Deep Medicine -- Künstliche Intelligenz in der Medizin -- Wie KI das Gesundheitswesen menschlicher macht by Eric Topol

Deep Medicine -- Künstliche Intelligenz in der Medizin -- Wie KI das Gesundheitswesen menschlicher macht by Eric Topol

Autor:Eric Topol [Eric Topol]
Die sprache: eng
Format: epub
Herausgeber: mitp Verlag
veröffentlicht: 2019-11-20T16:00:00+00:00


Kapitel 9:

KI und das Gesundheitswesen

»Die Pflegekräfte tragen Kittel, aber die Kittel sind sehr, sehr sauber. Die Patienten sind woanders.«

– ARTH‌UR ALLEN

Vor ein paar Jahren – es war ein warmer, sonniger Nachmittag – fegte mein neunzig Jahre alter Schwiegervater seine Veranda. Plötzlich fühlte er sich schwach, und ihm war schwindelig. Er klappte zusammen, fiel auf die Knie, kroch in seine Wohnung und auf das Sofa. Als meine Frau Susan ein paar Minuten später eintrat (wir leben nur ein paar Minuten entfernt), zitterte er, war aber klar im Kopf. Ihre SMS erreichte mich gegen Ende meiner Sprechstunde: Ich möge bitte kommen.

Als ich ankam, war er schwach und konnte nicht aus eigener Kraft stehen. Die Ursache für diesen Vorfall war nicht klar. Eine schnelle neurologische Untersuchung zeigte keine Auffälligkeiten: Sprache und Sehvermögen waren in Ordnung, Muskel- und Sinnesfunktionen bis auf ein leichtes Muskelzittern ebenfalls. Ein mittels Smartphone erstelltes EKG und eine Echokardiografie waren ebenfalls normal. Wohl wissend, dass die Idee nicht auf Begeisterung stoßen würde, schlug ich vor, in die Notaufnahme zu fahren, um der Sache auf den Grund zu gehen.

John, ein im Zweiten Weltkrieg mit dem Purple Heart ausgezeichneter Veteran, war zuvor noch nie krank gewesen. Wir hatten ihn erst kurz zuvor in unser Genomsequenzierungsprogramm Wellderly (Anmerkung des Übersetzers: Wortspiel aus well = gut, gesund und elderly = ältere Menschen) am Scripps Research aufgenommen, in dem Menschen ab 85 Jahren mit einer bemerkenswerten »Gesundheitsgeschichte« untersucht wurden. Auch hatte er keine chronischen Krankheiten und nahm keine Medikamente wie Statine gegen hohes Cholesterin oder Medikamente gegen andere chronische Leiden. Seit ein paar Monaten war sein Blutdruck‌ leicht erhöht. Sein Internist hatte ihm Chlorthalidon dagegen verschrieben, ein schwaches Diuretikum. Das einzige Medikament, das er ansonsten im Laufe der Jahre eingenommen hatte, war ein tägliches »Baby-Aspirin« zur Vorbeugung.

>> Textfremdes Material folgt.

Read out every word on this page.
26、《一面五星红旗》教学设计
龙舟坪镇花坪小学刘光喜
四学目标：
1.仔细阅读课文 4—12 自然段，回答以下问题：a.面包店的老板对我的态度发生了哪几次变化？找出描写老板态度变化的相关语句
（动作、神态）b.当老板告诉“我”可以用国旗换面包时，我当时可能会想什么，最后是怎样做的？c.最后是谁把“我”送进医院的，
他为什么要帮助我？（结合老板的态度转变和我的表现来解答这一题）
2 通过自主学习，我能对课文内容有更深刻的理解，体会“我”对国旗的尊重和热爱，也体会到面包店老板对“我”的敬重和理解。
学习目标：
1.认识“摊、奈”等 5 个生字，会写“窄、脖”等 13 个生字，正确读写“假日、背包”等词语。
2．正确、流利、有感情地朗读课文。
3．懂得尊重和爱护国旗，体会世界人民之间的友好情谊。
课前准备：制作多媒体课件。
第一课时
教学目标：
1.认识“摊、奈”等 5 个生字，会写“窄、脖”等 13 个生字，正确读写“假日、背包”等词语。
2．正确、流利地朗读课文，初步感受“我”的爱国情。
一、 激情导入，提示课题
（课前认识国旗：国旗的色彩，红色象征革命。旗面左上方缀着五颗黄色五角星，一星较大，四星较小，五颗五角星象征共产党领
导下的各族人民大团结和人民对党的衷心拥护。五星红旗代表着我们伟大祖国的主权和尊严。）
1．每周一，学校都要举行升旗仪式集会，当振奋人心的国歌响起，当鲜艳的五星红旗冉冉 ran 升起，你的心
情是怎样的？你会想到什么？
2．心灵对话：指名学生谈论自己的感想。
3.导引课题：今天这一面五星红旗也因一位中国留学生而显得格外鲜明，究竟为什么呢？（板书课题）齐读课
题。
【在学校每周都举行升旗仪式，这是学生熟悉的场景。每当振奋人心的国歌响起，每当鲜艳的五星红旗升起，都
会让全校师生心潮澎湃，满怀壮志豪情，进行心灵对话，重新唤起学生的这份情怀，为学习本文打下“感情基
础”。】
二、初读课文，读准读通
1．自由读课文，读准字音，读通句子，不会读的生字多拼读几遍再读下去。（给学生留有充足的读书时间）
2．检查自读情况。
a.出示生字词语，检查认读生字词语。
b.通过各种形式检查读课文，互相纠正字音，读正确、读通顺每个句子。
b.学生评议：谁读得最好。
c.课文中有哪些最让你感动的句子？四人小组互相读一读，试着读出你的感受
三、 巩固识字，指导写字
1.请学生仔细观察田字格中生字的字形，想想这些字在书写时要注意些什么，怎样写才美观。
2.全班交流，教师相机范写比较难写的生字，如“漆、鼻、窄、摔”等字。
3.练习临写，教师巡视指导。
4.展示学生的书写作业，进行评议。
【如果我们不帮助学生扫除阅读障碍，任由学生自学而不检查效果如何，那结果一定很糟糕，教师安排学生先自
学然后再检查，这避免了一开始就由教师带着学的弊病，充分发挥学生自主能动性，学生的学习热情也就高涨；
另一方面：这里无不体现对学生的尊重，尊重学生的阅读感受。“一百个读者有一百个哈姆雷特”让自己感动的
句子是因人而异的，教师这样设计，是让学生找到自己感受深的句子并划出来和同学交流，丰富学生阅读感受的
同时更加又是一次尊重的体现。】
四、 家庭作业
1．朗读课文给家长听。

Nach ein wenig Überzeugungsarbeit stimmte er meinem Vorschlag zu, und wir drei machten uns auf den Weg zur Notaufnahme. Der diensthabende Arzt tippte auf einen Schlaganfall, aber ein CT des Kopfes zeigte keine Auffälligkeiten. Doch dann war das Blutbild fertig und zeigte einen dramatischen niedrigen Kalium‌wert von nur 1,9 mEq/l – ein solch niedriger Wert war mir zuvor nur selten untergekommen. Das konnte eigentlich nicht allein am Diuretikum liegen. John blieb die Nacht über im Krankenhaus, wo sein Kaliumwert intravenös und oral wieder angehoben wurde.

Alles schien in Ordnung, doch einige Wochen später erbrach er plötzlich hellrotes Blut. Er sträubte sich so sehr dagegen, krank zu sein, dass er seiner Frau sagte, sie solle Susan nicht anrufen. Doch sie war in Panik und rief trotzdem an. Susan machte sich sofort auf und war kurz darauf dort. Überall war Blut: im Schlafzimmer, im Wohnzimmer und im Bad. Ihr Vater war bei vollem Bewusstsein, obwohl er weiter erbrach und sein Stuhl schwarz und teerartig aussah – zwei klare Anzeichen für eine große gastrointestinale Blutung. Der nächste Besuch in der Notaufnahme stand an. Einige Stunden später hatte er eine Untersuchung und Konsultation mit einem Facharzt für Magen-Darm-Krankheiten hinter sich. Eine eilig angesetzte Endoskopie zeigte, dass mein Schwiegervater an Ösophagusvarizen‌ litt, die für die Blutung verantwortlich waren.